Tudo indica que estamos nos encaminhando para um desastre absoluto. Simples assim.

Em muitas cidades, estamos há semanas numa espécie de semiconfinamento – é confinamento, mas não na hora de comprar ovo de Páscoa ou ir no parquinho com as crianças. Tudo indica que ele é insuficiente para conter o avanço do vírus.

E, se é assim, em breve teremos que iniciar um confinamento de verdade, contando a partir do zero.

Ninguém consegue impor confinamento só na base da repressão, sem um amplo consenso na sociedade a sustentá-lo. No Brasil, a produção desse consenso é boicotada sistematicamente por políticos desonestos e religiosos picaretas, que se dispõem a arriscar a vida de todos para garantir o que lhes parece ser um ganho imediato.

O fato de que o discurso de minimização do risco do coronavírus continua circulando é grave também porque funciona de válvula de escape para quando o confinamento se torna pesado.

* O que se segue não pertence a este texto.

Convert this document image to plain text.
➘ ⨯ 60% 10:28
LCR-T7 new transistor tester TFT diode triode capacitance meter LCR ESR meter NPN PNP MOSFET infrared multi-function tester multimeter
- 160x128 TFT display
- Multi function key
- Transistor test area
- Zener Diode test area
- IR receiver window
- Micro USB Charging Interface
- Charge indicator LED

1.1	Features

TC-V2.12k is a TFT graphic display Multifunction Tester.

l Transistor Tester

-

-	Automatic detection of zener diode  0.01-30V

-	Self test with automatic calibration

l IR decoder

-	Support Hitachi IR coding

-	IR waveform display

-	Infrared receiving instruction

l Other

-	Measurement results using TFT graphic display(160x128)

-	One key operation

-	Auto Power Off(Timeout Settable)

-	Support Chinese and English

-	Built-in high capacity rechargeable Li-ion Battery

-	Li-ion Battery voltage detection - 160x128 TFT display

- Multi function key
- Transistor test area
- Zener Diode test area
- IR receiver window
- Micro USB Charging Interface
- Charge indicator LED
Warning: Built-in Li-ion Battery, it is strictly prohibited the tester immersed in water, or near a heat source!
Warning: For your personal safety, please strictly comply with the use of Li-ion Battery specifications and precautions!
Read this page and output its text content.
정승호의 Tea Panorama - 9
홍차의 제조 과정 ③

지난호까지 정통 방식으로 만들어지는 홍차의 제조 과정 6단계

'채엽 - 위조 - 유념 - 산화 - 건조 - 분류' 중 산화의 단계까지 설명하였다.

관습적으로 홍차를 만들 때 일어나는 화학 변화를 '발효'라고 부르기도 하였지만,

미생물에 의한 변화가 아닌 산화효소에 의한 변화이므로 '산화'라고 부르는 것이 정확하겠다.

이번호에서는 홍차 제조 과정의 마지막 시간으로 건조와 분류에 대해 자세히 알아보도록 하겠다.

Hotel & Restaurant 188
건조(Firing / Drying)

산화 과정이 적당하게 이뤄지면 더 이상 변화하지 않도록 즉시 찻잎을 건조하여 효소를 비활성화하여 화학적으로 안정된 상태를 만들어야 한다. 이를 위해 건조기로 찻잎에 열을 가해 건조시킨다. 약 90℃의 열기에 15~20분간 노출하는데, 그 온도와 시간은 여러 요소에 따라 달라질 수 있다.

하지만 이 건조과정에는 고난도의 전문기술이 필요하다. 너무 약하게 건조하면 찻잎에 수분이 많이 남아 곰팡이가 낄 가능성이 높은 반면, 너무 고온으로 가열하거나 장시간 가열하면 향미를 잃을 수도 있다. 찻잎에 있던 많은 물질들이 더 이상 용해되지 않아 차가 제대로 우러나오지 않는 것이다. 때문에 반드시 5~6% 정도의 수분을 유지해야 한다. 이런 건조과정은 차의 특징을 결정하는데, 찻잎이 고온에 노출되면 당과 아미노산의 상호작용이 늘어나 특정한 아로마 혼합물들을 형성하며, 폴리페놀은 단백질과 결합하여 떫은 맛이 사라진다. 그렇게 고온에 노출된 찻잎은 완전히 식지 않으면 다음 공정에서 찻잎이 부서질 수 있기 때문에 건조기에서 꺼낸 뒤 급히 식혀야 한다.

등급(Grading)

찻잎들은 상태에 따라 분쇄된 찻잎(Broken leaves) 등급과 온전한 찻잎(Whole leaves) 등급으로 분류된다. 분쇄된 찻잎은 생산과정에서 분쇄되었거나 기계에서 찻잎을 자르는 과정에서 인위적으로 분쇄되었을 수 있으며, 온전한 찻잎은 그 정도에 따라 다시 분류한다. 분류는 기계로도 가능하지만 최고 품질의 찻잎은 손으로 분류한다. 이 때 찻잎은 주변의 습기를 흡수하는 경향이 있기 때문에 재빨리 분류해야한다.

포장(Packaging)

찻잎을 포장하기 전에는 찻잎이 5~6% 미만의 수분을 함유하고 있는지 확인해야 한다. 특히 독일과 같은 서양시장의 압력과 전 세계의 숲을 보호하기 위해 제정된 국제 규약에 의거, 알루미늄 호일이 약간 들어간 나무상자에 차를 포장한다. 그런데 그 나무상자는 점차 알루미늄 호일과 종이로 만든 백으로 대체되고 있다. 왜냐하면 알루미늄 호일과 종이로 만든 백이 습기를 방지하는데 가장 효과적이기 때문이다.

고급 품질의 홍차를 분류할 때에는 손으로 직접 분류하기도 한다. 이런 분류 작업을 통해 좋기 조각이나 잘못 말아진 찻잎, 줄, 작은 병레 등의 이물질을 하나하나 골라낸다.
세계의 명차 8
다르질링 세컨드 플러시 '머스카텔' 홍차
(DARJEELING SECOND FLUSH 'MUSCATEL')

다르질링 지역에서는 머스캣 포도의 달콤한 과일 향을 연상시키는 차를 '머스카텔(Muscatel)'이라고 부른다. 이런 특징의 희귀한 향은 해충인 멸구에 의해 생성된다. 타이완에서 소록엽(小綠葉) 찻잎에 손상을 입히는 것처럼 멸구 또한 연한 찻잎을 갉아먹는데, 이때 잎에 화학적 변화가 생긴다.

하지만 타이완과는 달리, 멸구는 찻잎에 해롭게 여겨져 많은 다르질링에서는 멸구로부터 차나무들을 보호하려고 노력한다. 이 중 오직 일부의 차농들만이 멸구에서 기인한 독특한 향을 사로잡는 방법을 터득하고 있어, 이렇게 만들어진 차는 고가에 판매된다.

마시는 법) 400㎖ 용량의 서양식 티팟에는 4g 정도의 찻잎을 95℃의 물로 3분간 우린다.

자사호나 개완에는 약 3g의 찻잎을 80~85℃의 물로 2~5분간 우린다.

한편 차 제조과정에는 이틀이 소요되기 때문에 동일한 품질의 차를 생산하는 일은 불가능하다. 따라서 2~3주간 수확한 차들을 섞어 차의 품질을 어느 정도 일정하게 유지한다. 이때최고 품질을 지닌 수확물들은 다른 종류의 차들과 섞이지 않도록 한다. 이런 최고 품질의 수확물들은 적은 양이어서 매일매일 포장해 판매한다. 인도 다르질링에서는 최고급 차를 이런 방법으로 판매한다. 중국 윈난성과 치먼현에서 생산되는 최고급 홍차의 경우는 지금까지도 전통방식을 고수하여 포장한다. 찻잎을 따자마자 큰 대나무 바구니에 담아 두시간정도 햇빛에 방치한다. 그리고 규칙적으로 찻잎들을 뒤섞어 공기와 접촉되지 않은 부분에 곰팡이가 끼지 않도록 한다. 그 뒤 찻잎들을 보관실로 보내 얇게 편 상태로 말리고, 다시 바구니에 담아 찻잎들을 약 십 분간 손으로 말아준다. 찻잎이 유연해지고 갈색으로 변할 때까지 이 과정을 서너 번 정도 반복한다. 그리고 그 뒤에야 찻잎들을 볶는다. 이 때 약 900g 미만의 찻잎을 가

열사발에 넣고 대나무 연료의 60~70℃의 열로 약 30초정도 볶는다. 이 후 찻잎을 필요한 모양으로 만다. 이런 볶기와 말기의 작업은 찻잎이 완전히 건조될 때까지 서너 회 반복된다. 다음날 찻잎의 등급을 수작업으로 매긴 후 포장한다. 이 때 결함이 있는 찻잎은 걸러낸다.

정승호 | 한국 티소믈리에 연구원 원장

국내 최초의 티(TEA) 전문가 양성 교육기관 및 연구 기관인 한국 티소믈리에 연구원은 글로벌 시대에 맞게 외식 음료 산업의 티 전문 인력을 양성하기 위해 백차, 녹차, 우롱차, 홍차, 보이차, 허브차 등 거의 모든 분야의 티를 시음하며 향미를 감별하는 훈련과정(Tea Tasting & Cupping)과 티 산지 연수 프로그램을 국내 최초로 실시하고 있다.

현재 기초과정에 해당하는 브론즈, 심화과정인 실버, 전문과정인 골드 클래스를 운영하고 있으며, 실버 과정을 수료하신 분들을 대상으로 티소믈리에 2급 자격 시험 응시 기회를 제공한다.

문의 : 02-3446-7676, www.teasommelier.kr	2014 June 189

Não é que a pessoa de fato acredite nas asneiras ditas por Bolsonaro, Terra ou Malafaia. Mas quando a vontade de romper o confinamento fica grande demais, cresce a tentação de conceder a ela o benefício da dúvida…

Fiel à estratégia bannoniana de abraçar a incoerência sem pudor, os fascistas locais ao mesmo tempo dizem que o coronavírus “é uma gripezinha” e exigem que os doentes sejam tratados, desde os primeiros sintomas, por um medicamento forte, com graves efeitos colaterais – e sem eficácia comprovada.

Há quem sugira que existem interesses econômicos por trás do entusiasmo tão descabido com a cloroquina. Talvez. Mas basta o interesse político.

É construída – abertamente, já que sutileza não é o forte – uma narrativa em que eles trazem soluções (a cloroquina) enquanto a esquerda (no sentido amplo que o bolsonarismo dá ao termo, uma esquerda cujos protagonistas são Dória e a Globo) traz problemas (o coronavírus).

Quando alertamos para o crescimento dos casos de contágio e de mortes, parece que estamos torcendo pelo vírus. Quando enfatizamos que faltam muitos testes para provar que a cloroquina é eficiente e que os resultados dos testes até agora feitos estão longe de ser unívocos, parece que estamos torcendo para que o remédio não funcione.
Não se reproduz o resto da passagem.